The Aggregators (defined by the pipeline author) and Spark’s internal metrics are reported using Spark's metrics system.
Spark also provides a web UI for monitoring, more details here.
The Spark runner provides full support for the Beam Model in batch processing via Spark RDDs.
Providing full support for the Beam Model in streaming pipelines is under development. To follow-up you can subscribe to our mailing list.
See Beam JIRA (runner-spark)
To get the latest version of the Spark Runner, first clone the Beam repository:
git clone https://github.com/apache/incubator-beam
Then switch to the newly created directory and run Maven to build the Apache Beam:
cd incubator-beam mvn clean install -DskipTests
Now Apache Beam and the Spark Runner are installed in your local maven repository.

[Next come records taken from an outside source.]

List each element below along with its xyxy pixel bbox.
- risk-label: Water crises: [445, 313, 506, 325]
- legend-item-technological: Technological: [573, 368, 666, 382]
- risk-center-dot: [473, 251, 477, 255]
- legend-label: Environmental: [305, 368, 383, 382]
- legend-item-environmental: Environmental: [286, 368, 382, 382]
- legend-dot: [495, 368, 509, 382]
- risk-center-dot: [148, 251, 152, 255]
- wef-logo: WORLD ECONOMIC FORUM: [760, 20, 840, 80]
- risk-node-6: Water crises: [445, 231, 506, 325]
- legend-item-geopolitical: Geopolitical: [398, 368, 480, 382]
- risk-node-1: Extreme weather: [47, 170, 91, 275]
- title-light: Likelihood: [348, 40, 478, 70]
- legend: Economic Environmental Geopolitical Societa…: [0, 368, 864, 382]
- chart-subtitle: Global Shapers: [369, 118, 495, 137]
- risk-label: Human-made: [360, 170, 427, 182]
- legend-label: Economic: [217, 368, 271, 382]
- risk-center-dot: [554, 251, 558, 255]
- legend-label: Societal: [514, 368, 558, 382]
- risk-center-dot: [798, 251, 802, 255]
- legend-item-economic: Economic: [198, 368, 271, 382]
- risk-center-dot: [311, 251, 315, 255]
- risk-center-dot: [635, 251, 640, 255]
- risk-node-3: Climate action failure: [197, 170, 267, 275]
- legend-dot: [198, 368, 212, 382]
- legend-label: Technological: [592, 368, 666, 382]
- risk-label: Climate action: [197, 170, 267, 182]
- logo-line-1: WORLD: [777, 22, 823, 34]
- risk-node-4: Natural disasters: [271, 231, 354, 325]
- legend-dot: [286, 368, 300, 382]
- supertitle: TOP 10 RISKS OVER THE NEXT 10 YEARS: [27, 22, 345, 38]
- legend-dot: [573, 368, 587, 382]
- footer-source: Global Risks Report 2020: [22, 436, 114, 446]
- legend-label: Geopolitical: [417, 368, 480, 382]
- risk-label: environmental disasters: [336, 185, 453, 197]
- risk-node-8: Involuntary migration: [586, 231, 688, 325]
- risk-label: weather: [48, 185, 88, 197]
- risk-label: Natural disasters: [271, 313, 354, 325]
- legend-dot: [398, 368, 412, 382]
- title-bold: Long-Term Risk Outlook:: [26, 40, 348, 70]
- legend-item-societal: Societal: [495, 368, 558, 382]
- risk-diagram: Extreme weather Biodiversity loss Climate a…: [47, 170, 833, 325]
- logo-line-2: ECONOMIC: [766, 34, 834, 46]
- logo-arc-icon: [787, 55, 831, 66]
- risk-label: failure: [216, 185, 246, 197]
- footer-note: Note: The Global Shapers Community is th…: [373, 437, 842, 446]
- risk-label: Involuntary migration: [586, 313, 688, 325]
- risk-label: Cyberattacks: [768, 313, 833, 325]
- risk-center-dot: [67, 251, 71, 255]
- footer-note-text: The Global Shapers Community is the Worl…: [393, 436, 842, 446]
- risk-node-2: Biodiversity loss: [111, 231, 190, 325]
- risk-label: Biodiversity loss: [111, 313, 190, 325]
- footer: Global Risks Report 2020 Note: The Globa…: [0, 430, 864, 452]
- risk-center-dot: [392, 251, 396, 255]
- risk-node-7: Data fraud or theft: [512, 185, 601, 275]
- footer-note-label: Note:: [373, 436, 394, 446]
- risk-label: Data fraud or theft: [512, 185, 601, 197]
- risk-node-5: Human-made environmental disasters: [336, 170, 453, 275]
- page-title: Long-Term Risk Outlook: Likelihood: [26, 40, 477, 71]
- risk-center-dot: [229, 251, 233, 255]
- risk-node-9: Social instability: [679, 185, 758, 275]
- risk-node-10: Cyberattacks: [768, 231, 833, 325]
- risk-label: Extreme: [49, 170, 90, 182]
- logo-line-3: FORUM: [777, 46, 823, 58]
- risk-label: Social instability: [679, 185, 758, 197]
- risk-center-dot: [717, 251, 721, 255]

If we wanted to run a Beam pipeline with the default options of a Spark instance in local mode, we would do the following:
Pipeline p = <logic for pipeline creation > PipelineResult result = p.run(); result.waitUntilFinish();
To create a pipeline runner to run against a different Spark cluster, with a custom master url we would do the following:
SparkPipelineOptions options = PipelineOptionsFactory.as(SparkPipelineOptions.class); options.setSparkMaster("spark://host:port"); Pipeline p = <logic for pipeline creation > PipelineResult result = p.run(); result.waitUntilFinish();
First download a text document to use as input:
curl http://www.gutenberg.org/cache/epub/1128/pg1128.txt > /tmp/kinglear.txt
Switch to the Spark runner directory:
cd runners/spark
Then run the word count example from the SDK using a Spark instance in local mode:
mvn exec:exec -DmainClass=org.apache.beam.runners.spark.examples.WordCount \ -Dinput=/tmp/kinglear.txt -Doutput=/tmp/out -Drunner=SparkRunner \ -DsparkMaster=local
Check the output by running:
head /tmp/out-00000-of-00001
Note: running examples using mvn exec:exec
only works for Spark local mode at the moment. See the next section for how to run on a cluster.
Spark Beam pipelines can be run on a cluster using the spark-submit
command.
TBD pending native HDFS support (currently blocked by BEAM-59).